Он напялил очки на нос, ткнул указательным пальцем в дужку… и здесь… И тут в глазах у меня, друзья, самым натуральным образом померкло!..
— Ну, вот, а тут еще, как назло, лампочка… м-ме… перегорела! Я так не играю, что за игры — в темноте?! — заявил мой мучитель. — Ударчик за мной. Тюхин…
И Рихард Иоаннович мягко, но властно подхватил меня под локоток и, как тогда, в подвале, в самом начале моих бесконечных злоключений, повел меня, униженного и оскорбленного, страдающего, как вам известно, куриной слепотой и проклятой слабохарактерностью, куда-то прочь, прочь от невиданного позора…
О!.. О, если бы вы знали, если бы вы только представить себе могли! Я решительным образом ничего не видел. Дважды я задевал рукой, по-слепчески простертой вперед, какую-то посуду. Один раз рука моя так и вмялась во что-то теплое, пугающее большое. Темнота взвизгнула, хохотнула. Щеку мою ожгла дружеская затрещина.
— Молодцом, Тюхин! — одобрил Рихард Иоганнович. — Как всегда, ухватили самую суть!

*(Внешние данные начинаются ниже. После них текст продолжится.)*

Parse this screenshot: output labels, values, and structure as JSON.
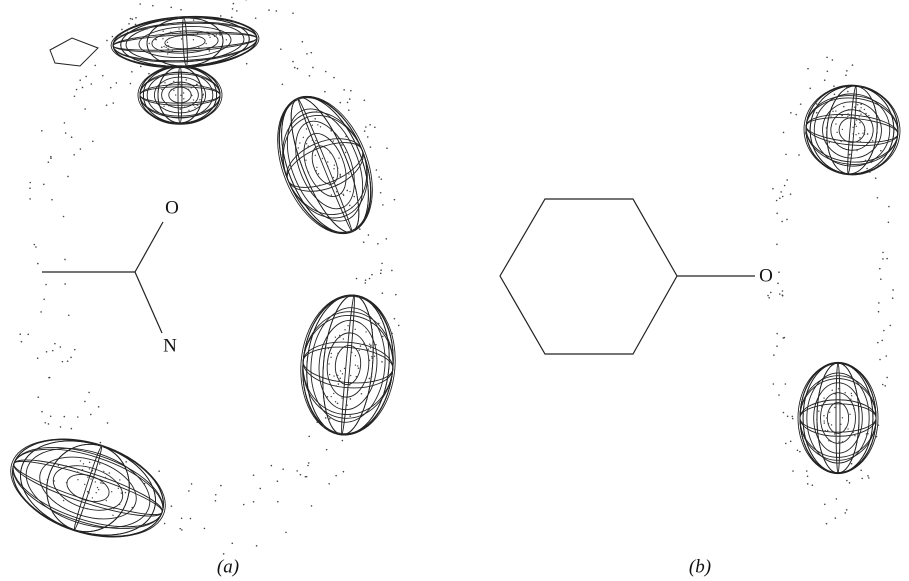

Где-то впереди раздалось лошадиное ржание. «Товарищ комбат!» — екнуло мое несчастное сердце. Что ж, и на этот раз я не ошибся. Мы куда-то вошли. «Мене, текел, упарсин!» — шепнул мой поводырь, и я тотчас же прозрел.
Мы стояли у буфетной стойки столовой комнаты. В двух шагах, за освещенным свечами столиком маячили взметнувшиеся при виде нас и взявшие руки по швам товарищи Хапов, Кикимонов, Копец (все подполковники) и товарищ майор Василий Максимович Лягунов.
— Вольно, вольно, господа заговорщики! — снисходительно приветствовал их Рихард Иоганнович, и, заложив одну руку за спину, а другую за борт кителя, направился к служебному столику на двоих у окошка.
— Ах да! — внезапно остановившись на полпути, воскликнул он. — Прошу любить и жаловать: это Тюхин, мой ассистент. Помните я давеча предупреждал вас?.. Да вы садитесь, садитесь, в ногах… м-ме… правды нет, как, впрочем, и во всем прочем.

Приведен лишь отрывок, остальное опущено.